Firenze, 15 giugno 2023 – Bocche cucite e occhi rivolti verso il basso. C’è omertà tra gli inquilini dell’ex hotel Astor quando si parla del racket delle stanze. Chi si affaccia dalle porte nega ogni possibile pagamento, sfratto coatto o faide interne per un posto dove dormire. Le indagini della procura, però, danno un’altra versione.
La pista seguita dagli inquirenti guidati dal procuratore aggiunto Luca Tescaroli è quella di un "sequestro di persona a scopo minatorio o ritorsivo per controllare il racket degli affitti della struttura. La bambina - aggiunge il pm - ricade in una delle fazioni contrapposte e l’albergo veicola un’attività criminale".

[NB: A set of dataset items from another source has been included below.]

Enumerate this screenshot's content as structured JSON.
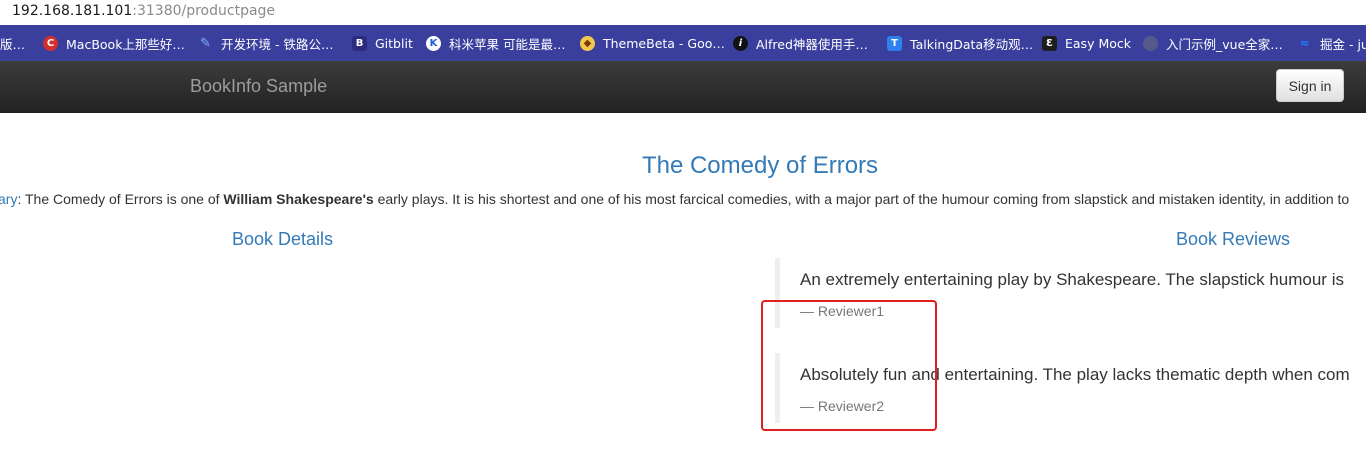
{
  "browser": {
    "url_host": "192.168.181.101",
    "url_rest": ":31380/productpage"
  },
  "bookmarks": [
    {
      "label": "版…"
    },
    {
      "label": "MacBook上那些好…",
      "icon": "red-c-icon"
    },
    {
      "label": "开发环境 - 铁路公…",
      "icon": "pen-icon"
    },
    {
      "label": "Gitblit",
      "icon": "gitblit-icon"
    },
    {
      "label": "科米苹果 可能是最…",
      "icon": "k-icon"
    },
    {
      "label": "ThemeBeta - Goo…",
      "icon": "themebeta-icon"
    },
    {
      "label": "Alfred神器使用手…",
      "icon": "info-icon"
    },
    {
      "label": "TalkingData移动观…",
      "icon": "t-icon"
    },
    {
      "label": "Easy Mock",
      "icon": "easymock-icon"
    },
    {
      "label": "入门示例_vue全家…",
      "icon": "globe-icon"
    },
    {
      "label": "掘金 - ju",
      "icon": "juejin-icon"
    }
  ],
  "navbar": {
    "brand": "BookInfo Sample",
    "signin_label": "Sign in"
  },
  "product": {
    "title": "The Comedy of Errors",
    "summary_link": "ary",
    "summary_pre": ": The Comedy of Errors is one of ",
    "summary_bold": "William Shakespeare's",
    "summary_post": " early plays. It is his shortest and one of his most farcical comedies, with a major part of the humour coming from slapstick and mistaken identity, in addition to"
  },
  "sections": {
    "details_heading": "Book Details",
    "reviews_heading": "Book Reviews"
  },
  "reviews": [
    {
      "text": "An extremely entertaining play by Shakespeare. The slapstick humour is",
      "reviewer": "— Reviewer1"
    },
    {
      "text": "Absolutely fun and entertaining. The play lacks thematic depth when com",
      "reviewer": "— Reviewer2"
    }
  ],
  "colors": {
    "link": "#337ab7",
    "bookmarks_bg": "#3a3f9e",
    "highlight": "#e0201c"
  }
}
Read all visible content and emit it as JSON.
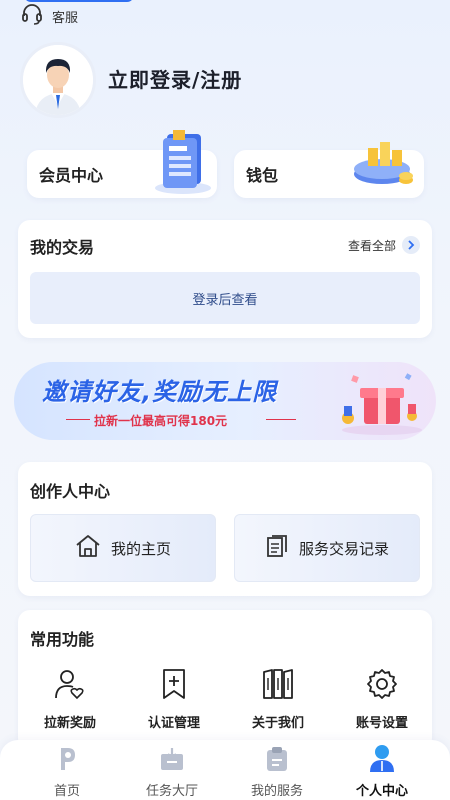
{
  "header": {
    "service_label": "客服"
  },
  "profile": {
    "login_label": "立即登录/注册"
  },
  "quick_cards": {
    "member_label": "会员中心",
    "wallet_label": "钱包"
  },
  "transactions": {
    "title": "我的交易",
    "view_all_label": "查看全部",
    "login_hint": "登录后查看"
  },
  "banner": {
    "title": "邀请好友,奖励无上限",
    "subtitle": "拉新一位最高可得180元"
  },
  "creator": {
    "title": "创作人中心",
    "homepage_label": "我的主页",
    "records_label": "服务交易记录"
  },
  "functions": {
    "title": "常用功能",
    "items": [
      {
        "label": "拉新奖励",
        "icon": "user-heart-icon"
      },
      {
        "label": "认证管理",
        "icon": "bookmark-plus-icon"
      },
      {
        "label": "关于我们",
        "icon": "book-icon"
      },
      {
        "label": "账号设置",
        "icon": "gear-icon"
      }
    ]
  },
  "tabbar": {
    "items": [
      {
        "label": "首页",
        "icon": "home-logo-icon"
      },
      {
        "label": "任务大厅",
        "icon": "task-box-icon"
      },
      {
        "label": "我的服务",
        "icon": "clipboard-icon"
      },
      {
        "label": "个人中心",
        "icon": "person-icon",
        "active": true
      }
    ]
  },
  "colors": {
    "accent": "#2f6ff2",
    "banner_red": "#e0334b",
    "background": "#eef3fc"
  }
}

Il racket vedrebbe coinvolti tre distinti gruppi, due composti da cittadini di origine peruviana, uno dei quali vicino alla famiglia di Kata, un terzo di romeni (per un totale di circa sessanta famiglie).

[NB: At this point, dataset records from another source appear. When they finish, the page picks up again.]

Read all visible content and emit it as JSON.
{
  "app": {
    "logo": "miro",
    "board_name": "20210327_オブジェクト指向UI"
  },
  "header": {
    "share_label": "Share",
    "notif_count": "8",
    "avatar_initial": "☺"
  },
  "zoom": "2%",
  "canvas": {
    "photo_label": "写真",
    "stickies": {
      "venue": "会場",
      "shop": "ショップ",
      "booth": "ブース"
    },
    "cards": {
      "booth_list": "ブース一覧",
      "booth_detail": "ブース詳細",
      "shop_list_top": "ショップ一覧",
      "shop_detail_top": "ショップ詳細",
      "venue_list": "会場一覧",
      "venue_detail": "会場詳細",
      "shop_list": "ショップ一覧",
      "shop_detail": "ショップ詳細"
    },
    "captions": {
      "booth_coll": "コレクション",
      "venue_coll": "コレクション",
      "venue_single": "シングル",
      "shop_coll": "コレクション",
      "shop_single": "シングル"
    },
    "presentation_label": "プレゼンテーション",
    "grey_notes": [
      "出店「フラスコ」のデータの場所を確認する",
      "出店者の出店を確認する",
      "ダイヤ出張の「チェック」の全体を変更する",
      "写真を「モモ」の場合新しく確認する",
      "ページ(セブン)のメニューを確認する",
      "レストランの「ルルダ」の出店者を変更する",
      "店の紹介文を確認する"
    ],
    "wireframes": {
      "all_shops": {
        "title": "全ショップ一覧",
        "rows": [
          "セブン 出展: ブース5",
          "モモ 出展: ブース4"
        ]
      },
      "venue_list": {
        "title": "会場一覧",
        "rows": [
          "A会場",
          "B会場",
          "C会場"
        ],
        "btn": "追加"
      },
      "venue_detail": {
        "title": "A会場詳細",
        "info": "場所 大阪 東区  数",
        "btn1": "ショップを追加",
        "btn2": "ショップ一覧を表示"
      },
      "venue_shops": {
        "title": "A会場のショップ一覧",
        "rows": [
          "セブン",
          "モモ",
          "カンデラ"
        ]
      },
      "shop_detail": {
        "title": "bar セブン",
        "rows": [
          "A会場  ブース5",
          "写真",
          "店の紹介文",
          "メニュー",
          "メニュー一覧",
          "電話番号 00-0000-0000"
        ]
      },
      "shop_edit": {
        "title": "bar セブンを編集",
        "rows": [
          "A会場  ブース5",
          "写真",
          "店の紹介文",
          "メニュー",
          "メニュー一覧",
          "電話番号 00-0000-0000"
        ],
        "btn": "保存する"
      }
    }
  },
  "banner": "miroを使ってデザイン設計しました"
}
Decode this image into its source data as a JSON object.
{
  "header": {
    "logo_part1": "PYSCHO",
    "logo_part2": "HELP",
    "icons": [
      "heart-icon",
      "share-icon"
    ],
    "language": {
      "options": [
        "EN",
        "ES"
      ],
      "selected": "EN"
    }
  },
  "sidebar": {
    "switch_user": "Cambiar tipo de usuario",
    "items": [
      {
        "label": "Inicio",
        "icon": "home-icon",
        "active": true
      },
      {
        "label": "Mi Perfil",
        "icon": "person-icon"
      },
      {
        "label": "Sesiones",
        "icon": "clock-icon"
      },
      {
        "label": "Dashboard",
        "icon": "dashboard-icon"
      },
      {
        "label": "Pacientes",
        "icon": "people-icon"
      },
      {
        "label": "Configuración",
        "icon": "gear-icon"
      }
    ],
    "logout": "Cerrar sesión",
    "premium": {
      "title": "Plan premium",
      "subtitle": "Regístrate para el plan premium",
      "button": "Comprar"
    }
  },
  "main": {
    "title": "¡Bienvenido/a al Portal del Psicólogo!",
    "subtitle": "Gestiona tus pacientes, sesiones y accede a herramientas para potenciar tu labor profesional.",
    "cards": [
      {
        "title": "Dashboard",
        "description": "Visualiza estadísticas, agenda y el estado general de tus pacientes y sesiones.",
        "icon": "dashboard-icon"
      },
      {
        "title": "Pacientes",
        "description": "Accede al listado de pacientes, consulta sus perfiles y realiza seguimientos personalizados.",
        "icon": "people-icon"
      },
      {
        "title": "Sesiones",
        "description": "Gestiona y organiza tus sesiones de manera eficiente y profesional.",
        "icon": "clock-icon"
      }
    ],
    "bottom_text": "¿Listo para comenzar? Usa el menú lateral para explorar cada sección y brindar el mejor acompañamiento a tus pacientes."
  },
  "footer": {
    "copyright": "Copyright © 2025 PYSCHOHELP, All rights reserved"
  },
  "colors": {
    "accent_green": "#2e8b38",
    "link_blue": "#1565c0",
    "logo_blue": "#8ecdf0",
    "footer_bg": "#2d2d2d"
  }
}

Dentro l’ex albergo, l’affitto per una ‘camera’ andrebbe dagli 800 euro senza bagno, arrivando fino anche ai 1.500 euro se con i servizi. Una versione simile la racconta alla Nazione anche lo zio della bambina, Abel Alvarez Vasquez, che denuncia di "aver pagato per entrare nell’appartamento" una sorta di pizzo.
Vasquez punta il dito contro l’altra famiglia di peruviani, che avrebbe "preso i soldi e poi chiesti tanti altri per farci rimanere" dando così vita a continue frizioni sfociate anche in azzuffate. Un ritratto delle dinamiche di potere interne al quale si aggiungono anche due figure chiave. Una donna romena e un uomo peruviano, che si dividono rispettivamente la gestione delle locazioni delle due comunità e stabiliscono un prezzario. Entrambi negano qualsiasi scambio di soldi e favori, anche se i loro nomi rimbalzano su tutte le bocche degli occupanti, che non smentiscono il loro ruolo di ‘controllori degli appartamenti’: "Decidono chi entra e chi esce, quanto si deve pagare e quanto si può rimanere".

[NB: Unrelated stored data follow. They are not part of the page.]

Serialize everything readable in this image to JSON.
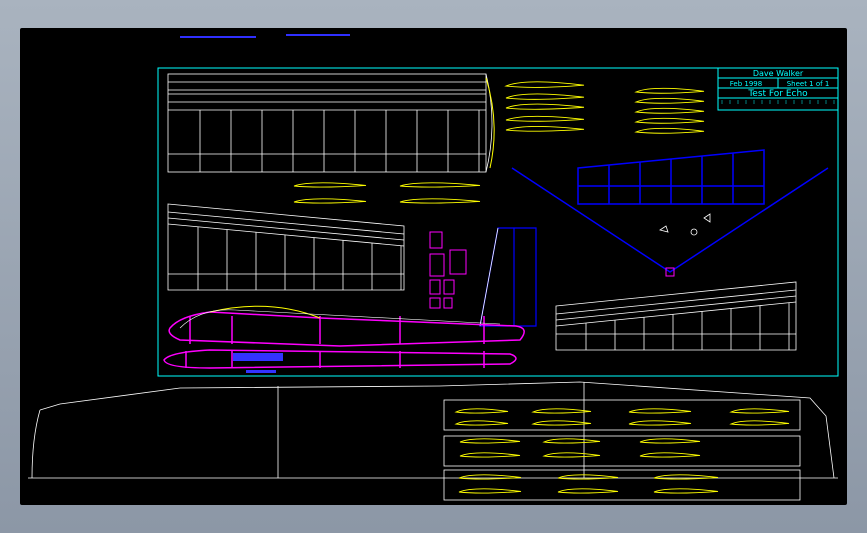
{
  "title_block": {
    "author": "Dave Walker",
    "date": "Feb 1998",
    "sheet": "Sheet 1 of 1",
    "title": "Test For Echo"
  },
  "colors": {
    "viewport_bg": "#000000",
    "sheet_border": "#00ffff",
    "wing_lines": "#ffffff",
    "airfoils": "#ffff00",
    "fuselage": "#ff00ff",
    "stab": "#0000ff"
  }
}
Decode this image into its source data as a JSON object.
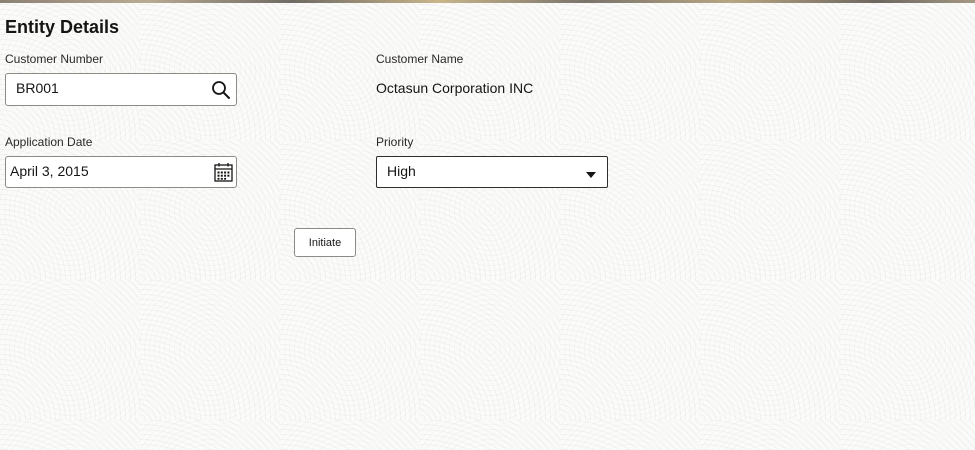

Attriti, quelli tra peruviani e romeni, che la pioggia caduta ieri non ha lavato via. Anzi. "Appena abbiamo appeso i volantini con i la foto di Kata - denunciano gli inquilini peruviani - alcuni di loro l’hanno staccati e strappati". Una sorta di replica da parte della fronda opposta è arrivata nel pomeriggio di ieri: "Hanno scritto che c’entrano i romeni, ma non c’entrano nulla, è tutto tra loro - ha urlato fuori dallo stabile una donna di origine romena -. I peruviani lo sanno dov’è la bambina. Non lo sappiamo noi romeni, i bambini giocano qua fuori, perché hanno preso la loro bambina e non una nostra? È perché dieci giorni fa si sono picchiati". Parole che hanno fatto scattare l’ira della comunità peruviana, che nel tardo pomeriggio è arrivata alle mani con alcuni inquilini romeni, accusandoli di aver "parlato troppo" e di "non dire la verità".
La donna, nella sua invettiva, fa riferimento all’episodio del 27 maggio, quando dopo un’aggressione un sudamericano è precipitato in strada. "Gli hanno dato una botta con un ferro in testa - racconta - e per la paura si è buttato di sotto e dopo una settimana è sparita la bambina. Noi siamo stufi di questa situazione". Scintille che non nega neanche lo zio di Kata, che parla di vecchie risse, una delle quali ha visto protagonista anche il padre della bambina peruviana, minacce e "lame lunghe come un avambraccio".
A fine marzo invece ci fu una maxi scontro a bastonate, bottigliate e calci. E ancora, sempre a marzo, si era scatenata l’ennesima battaglia dopo che una 19enne e il fratello, 14 anni, hanno raggiunto i genitori già alloggiati nell’ex hotel. Un aumento di “utenze” nell’appartamento che fece volare, anche in quel caso, bottigliate e pugni.